Posts Tagged ‘Southern red bishop’
The Breakfast Club
Over the years we’ve belonged to a number of interesting clubs that have contributed greatly to our interests and hobbies. Hiking clubs, birding and sports clubs and the like, but I think that the most rewarding one of all has been our very own breakfast club. Like the others, this one has its share of members who come and go, but Rob and I, being the core and founder members, are always there to keep it going and wherever our path takes us we are assured of a faithful following, hungry and grateful for our contribution to their lives. The members of this club are, of course, our beautiful avian friends that we feed every morning.
We get to know the little quirks and eccentricities of some of the regulars and that’s what makes a club like this so interesting. It really broadens one’s knowledge of temperaments and dominant characters and personalities. And when we move house we get to meet new and different friends and our next club is soon established and vibrant.
Here in Windhoek we have a wonderful pageant of birdies who visit us every morning. Apart from the usual house sparrows and canaries, we get to see a number of very colourful birds. And of course their plumage often changes with the seasons, so we also see them tranforming from their drab winter outfits and developing fine breeding feathers, then strutting their stuff in front of the ladies as they get more beautiful.
Because of the regular supply of seeds and bread, a number of southern masked weavers have built nests in the trees next to our fence. We’ve been able to watch them rearing their babies and launching them into the world (sometimes with disastrous results!) If we could offer crawling and flying insects as well we would have a much wider variety of birds to welcome to our space, but unfortunately that is a little more difficult than buying a packet of seeds or a loaf of bread from the local supermarket!
Some of the birds we’ve fed here include :
Bulbuls, blue waxbills, red-headed finches, southern masked weavers, red-billed queleas, rosy-faced lovebirds, southern red bishops, long-tailed paradise whydahs, chestnut weavers, acacia pied barbets, shaft-tailed whydahs, laughing doves, speckled pigeons, pale-winged starlings, great sparrows, canaries, white-browed sparrow weavers. (I’m sure there are a few that have slipped my mind!)
It’s delightful to start the day off watching these beautiful little creatures getting stuck in to their breakfast. Kind of sets a peaceful tone for the rest of the day. An added bonus is that we can photograph them too.
Bird of the week – Week 3 : Southern red bishop
During the hot summer months the reed beds around Windhoek are spotted with small bright red birds with black masks and black bellies that buzz around looking like giant bumblebees, calling in a sizzling “zik-zik-zik”. Making no attempt to hide themselves as they puff their feathers out in a display designed to impress the more numerous females, these are the beautiful male Southern red bishops.

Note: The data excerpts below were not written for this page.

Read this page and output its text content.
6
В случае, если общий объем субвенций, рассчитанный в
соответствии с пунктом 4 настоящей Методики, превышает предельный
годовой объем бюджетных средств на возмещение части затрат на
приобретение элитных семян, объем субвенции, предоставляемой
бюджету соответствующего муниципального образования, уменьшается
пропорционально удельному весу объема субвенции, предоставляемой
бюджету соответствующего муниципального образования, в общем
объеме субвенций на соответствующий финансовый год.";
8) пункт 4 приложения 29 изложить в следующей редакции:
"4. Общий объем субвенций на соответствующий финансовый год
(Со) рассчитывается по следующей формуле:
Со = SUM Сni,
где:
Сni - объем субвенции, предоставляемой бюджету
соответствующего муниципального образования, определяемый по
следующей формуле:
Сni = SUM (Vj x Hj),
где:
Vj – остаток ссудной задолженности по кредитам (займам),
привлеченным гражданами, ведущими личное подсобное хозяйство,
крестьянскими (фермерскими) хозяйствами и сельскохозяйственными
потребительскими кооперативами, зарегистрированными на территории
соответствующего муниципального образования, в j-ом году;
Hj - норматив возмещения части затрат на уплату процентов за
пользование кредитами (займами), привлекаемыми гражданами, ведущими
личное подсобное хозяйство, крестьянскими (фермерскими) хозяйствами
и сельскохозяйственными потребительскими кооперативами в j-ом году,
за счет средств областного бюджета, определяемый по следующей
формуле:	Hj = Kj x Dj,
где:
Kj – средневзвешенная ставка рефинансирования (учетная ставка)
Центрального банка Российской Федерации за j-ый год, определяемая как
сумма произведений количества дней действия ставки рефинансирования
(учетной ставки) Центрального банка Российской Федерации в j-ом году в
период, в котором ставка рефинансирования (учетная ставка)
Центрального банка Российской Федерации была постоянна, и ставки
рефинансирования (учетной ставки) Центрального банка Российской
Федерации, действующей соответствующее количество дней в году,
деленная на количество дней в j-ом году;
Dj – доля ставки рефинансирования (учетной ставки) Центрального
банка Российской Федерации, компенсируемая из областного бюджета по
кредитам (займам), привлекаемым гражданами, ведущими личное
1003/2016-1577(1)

Seemingly proud of their colourful plumage, perhaps celebrating the wonderful transformation from their drab eclipse plumage of winter, the males flaunt themselves over their small territories; as small as 3 square metres in the dense reed beds and up to a hundred times larger than this in the more open grasslands.
This small, short-tailed weaver, just about 12 cms long when fully grown, is common through most of Africa south of the equator. The females are slightly smaller than the males and do not adopt the colourful plumage of the males during the breeding season, remaining rather drab and hard to identify little brown jobs.
The bishops are polygynous and the more successful males can attract up to eight females, and in consequence are kept quite busy building nests. The oval, woven nests are often built over water; the males being responsible for the basic structure, while the lining of the nest is contributed by the female, who will lay 1 to 5 eggs. The bishops are parasitised by the Diderick cuckoo (Chrysococcyx caprius)
Bishops feed mainly on seeds, for which they are well equipped with short heavy bills, but will also take insects and nectar. Gregarious throughout the year, non-breeding flocks can number hundreds of birds, and they are no friends of the farming community when they cause heavy losses to grain crops.
The scientific name for the Southern red bishop is a rather pointless Euplectes orix – Euplectes is from the Greek, meaning “well woven”, presumably referring to their nests, and orix from the Greek meaning “rice”, perhaps referring to the birds diet, which is mainly seeds. Not really descriptive, is it? Especially as the nests are not really well woven when compared to some of the other weavers, and they certainly don’t eat rice in Namibia. Why wasn’t that gorgeous male just called Rufus episcopus – the Red Bishop? Now that would have made sense!